Web-based Performance Benchmarking Data Collection and Preliminary Analysis for Drinking Water and Wastewater Utility
High-quality drinking water and wastewater systems are essential to public health, business, and quality of life in the United States. Even though the current performance of these systems is moderate, the concern is about the future performance. Planning can be done for improvement once the current performance of utilities is evaluated, and areas with a scope of improvement are identified. Benchmarking and performance evaluation are key components in the process of continuous improvement for utility's performance. Benchmarking helps utilities make policies and programmatic decisions that reduce operational expenses and increase productivity by understanding areas of underperformance, understanding customer needs, developing future plans, and setting goals. This study establishes a strong case for implementing benchmarking methodologies among utilities to evaluate and improve performance.

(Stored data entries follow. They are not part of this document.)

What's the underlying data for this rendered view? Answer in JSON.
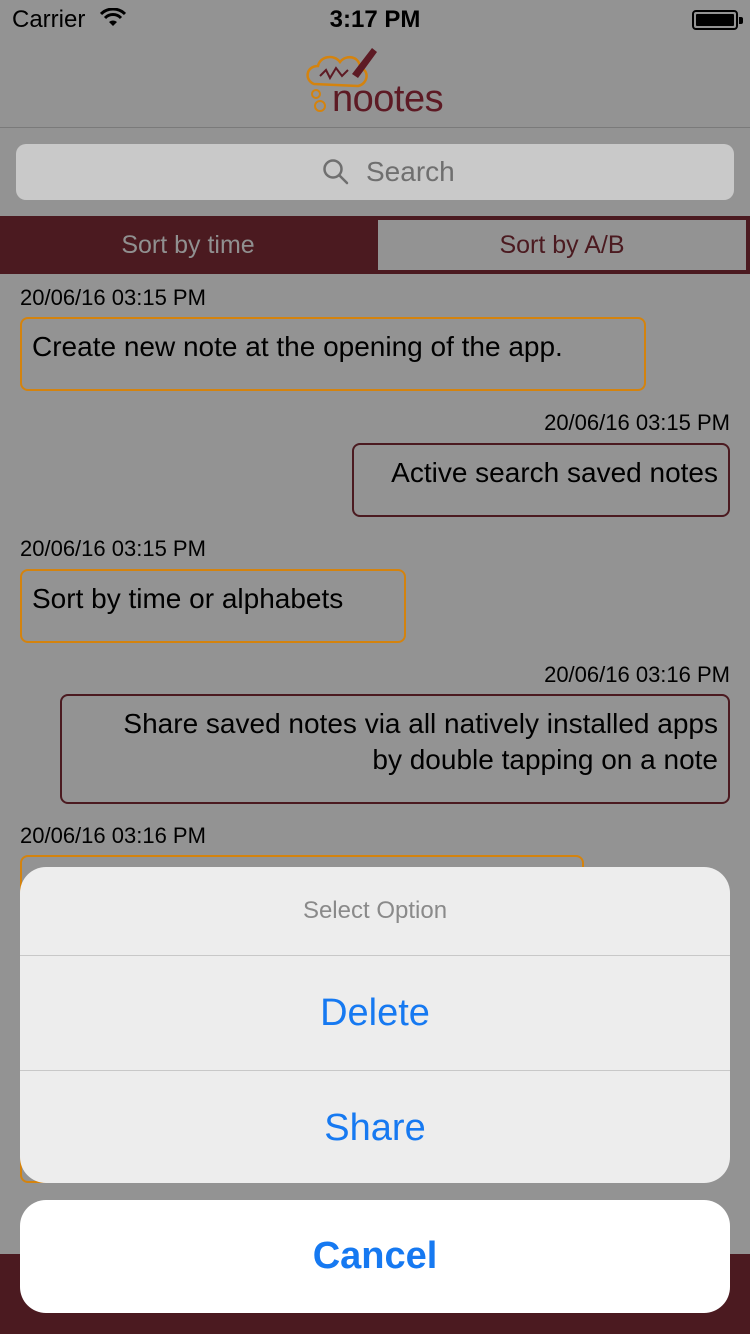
{
  "status": {
    "carrier": "Carrier",
    "time": "3:17 PM"
  },
  "header": {
    "logo_text": "nootes"
  },
  "search": {
    "placeholder": "Search"
  },
  "sort": {
    "by_time": "Sort by time",
    "by_ab": "Sort by A/B"
  },
  "notes": [
    {
      "timestamp": "20/06/16 03:15 PM",
      "text": "Create new note at the opening of the app.",
      "side": "left"
    },
    {
      "timestamp": "20/06/16 03:15 PM",
      "text": "Active search saved notes",
      "side": "right"
    },
    {
      "timestamp": "20/06/16 03:15 PM",
      "text": "Sort by time or alphabets",
      "side": "left"
    },
    {
      "timestamp": "20/06/16 03:16 PM",
      "text_line1": "Share saved notes via all natively installed apps",
      "text_line2": "by double tapping  on a note",
      "side": "right"
    },
    {
      "timestamp": "20/06/16 03:16 PM",
      "side": "left"
    }
  ],
  "action_sheet": {
    "title": "Select Option",
    "delete": "Delete",
    "share": "Share",
    "cancel": "Cancel"
  },
  "colors": {
    "brand": "#4b1a20",
    "note_left_border": "#d4830e",
    "action_blue": "#1679f1",
    "dim_background": "#939393"
  }
}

There are many initiatives on performance benchmarking of utilities but a few of them focuses on one or few area of performance. There are a few initiatives which use subjective indicators. Additionally, consultants visit the utilities for performance evaluation. This research focuses on creating a web-based benchmarking platform for performance evaluation using holistic and quantitative indicators. Practical and robust methodologies are used and the research presents the current performance comparisons among utilities for areas that impact overall utility's performance. Web based benchmarking consists of two major parts -- data collection and result visualization. A major contribution from this study is the creation of an online performance benchmarking database. With time more data will be collected which will provide utilities an access to a better database for performance evaluation. The future work in this research will be analyzing the data and results for each participant for each set of indicators, and finding possible reasons for under performance, followed by suggesting solutions for improvement using the best practices.